Experiments while reading the book Crafting Interpreters, building a toy compiler/interpreter in Rust
My compiler learnings/notes: Everything-About-Compilers
We'll use a simple arithmetic language as an example.
-
Define the Language: Before you start writing a compiler, you need to define the language that you want to compile. For our example, let's say our language can evaluate arithmetic expressions like 2 + 3 * 4.
-
Tokenization (Lexical Analysis): The first step in a compiler is to break the input into "tokens". Each token represents a meaningful chunk of the input. For our language, we might have tokens for numbers, plus signs, minus signs, etc.
#[derive(Debug)]
enum Token {
Number(i32),
Plus,
Minus,
Multiply,
Divide,
LParen,
RParen,
}
- Parsing (Syntactic Analysis): The next step is to take the list of tokens and build a "parse tree". This represents the structure of the program.
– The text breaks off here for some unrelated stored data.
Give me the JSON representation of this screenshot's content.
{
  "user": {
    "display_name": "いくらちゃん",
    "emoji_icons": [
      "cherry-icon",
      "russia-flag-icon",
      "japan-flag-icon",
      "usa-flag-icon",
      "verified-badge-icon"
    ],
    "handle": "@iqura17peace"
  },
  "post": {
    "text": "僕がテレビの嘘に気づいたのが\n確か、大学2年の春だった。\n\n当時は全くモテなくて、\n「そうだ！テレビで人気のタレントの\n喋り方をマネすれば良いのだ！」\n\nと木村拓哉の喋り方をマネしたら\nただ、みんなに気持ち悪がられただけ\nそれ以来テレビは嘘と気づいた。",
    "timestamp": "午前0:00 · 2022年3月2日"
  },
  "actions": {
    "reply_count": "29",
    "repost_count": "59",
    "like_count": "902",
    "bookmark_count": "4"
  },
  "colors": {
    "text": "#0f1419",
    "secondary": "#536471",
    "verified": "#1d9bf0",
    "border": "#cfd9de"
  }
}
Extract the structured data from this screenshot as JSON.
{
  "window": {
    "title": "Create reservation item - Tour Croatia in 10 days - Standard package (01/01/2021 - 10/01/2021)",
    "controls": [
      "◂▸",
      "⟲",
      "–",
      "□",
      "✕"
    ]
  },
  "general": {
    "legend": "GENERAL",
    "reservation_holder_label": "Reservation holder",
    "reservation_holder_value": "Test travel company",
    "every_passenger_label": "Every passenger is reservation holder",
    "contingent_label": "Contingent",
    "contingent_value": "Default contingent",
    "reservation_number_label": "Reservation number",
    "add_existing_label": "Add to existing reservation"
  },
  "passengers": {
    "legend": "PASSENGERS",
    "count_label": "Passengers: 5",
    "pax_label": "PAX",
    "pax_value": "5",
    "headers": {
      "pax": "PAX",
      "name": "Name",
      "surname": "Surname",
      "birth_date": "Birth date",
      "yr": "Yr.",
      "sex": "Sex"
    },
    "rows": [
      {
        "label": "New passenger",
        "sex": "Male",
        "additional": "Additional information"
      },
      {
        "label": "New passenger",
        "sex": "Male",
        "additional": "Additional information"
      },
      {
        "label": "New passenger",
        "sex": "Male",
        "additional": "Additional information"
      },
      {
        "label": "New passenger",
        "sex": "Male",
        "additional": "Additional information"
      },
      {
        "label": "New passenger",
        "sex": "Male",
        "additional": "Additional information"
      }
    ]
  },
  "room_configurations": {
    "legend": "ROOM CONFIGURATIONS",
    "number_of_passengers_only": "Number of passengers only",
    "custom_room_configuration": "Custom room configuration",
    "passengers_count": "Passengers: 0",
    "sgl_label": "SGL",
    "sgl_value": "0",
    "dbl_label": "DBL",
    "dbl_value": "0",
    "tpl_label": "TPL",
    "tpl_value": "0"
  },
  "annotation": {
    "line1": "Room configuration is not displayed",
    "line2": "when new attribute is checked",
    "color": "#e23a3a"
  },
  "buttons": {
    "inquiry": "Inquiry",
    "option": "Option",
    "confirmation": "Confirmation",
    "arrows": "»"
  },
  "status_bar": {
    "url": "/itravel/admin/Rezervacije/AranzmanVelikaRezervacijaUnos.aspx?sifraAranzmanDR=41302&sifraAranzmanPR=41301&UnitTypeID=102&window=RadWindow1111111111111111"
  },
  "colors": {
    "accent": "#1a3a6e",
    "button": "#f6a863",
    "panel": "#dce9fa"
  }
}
For our language, the parse tree for 2 + 3 * 4 might look like this:
enum Expr {
Number(i32),
Add(Box<Expr>, Box<Expr>),
Subtract(Box<Expr>, Box<Expr>),
Multiply(Box<Expr>, Box<Expr>),
Divide(Box<Expr>, Box<Expr>),
}
- Code Generation: The final step is to walk the parse tree and generate code. For our language, we might generate bytecode for a stack-based virtual machine. The bytecode for 2 + 3 * 4 might look like this: Each of these steps is a big topic in itself, and there are many details I've left out for simplicity. But this should give you a rough idea of the steps involved in writing a compiler.
enum Bytecode {
Push(i32),
Add,
Subtract,
Multiply,
Divide,
}
There are also many great resources available if you want to learn more. The book "Crafting Interpreters" by Bob Nystrom is a great place to start, and it's available for free online. There's also the "Rust Programming Language" book by Steve Klabnik and Carol Nichols, which is a great resource for learning Rust.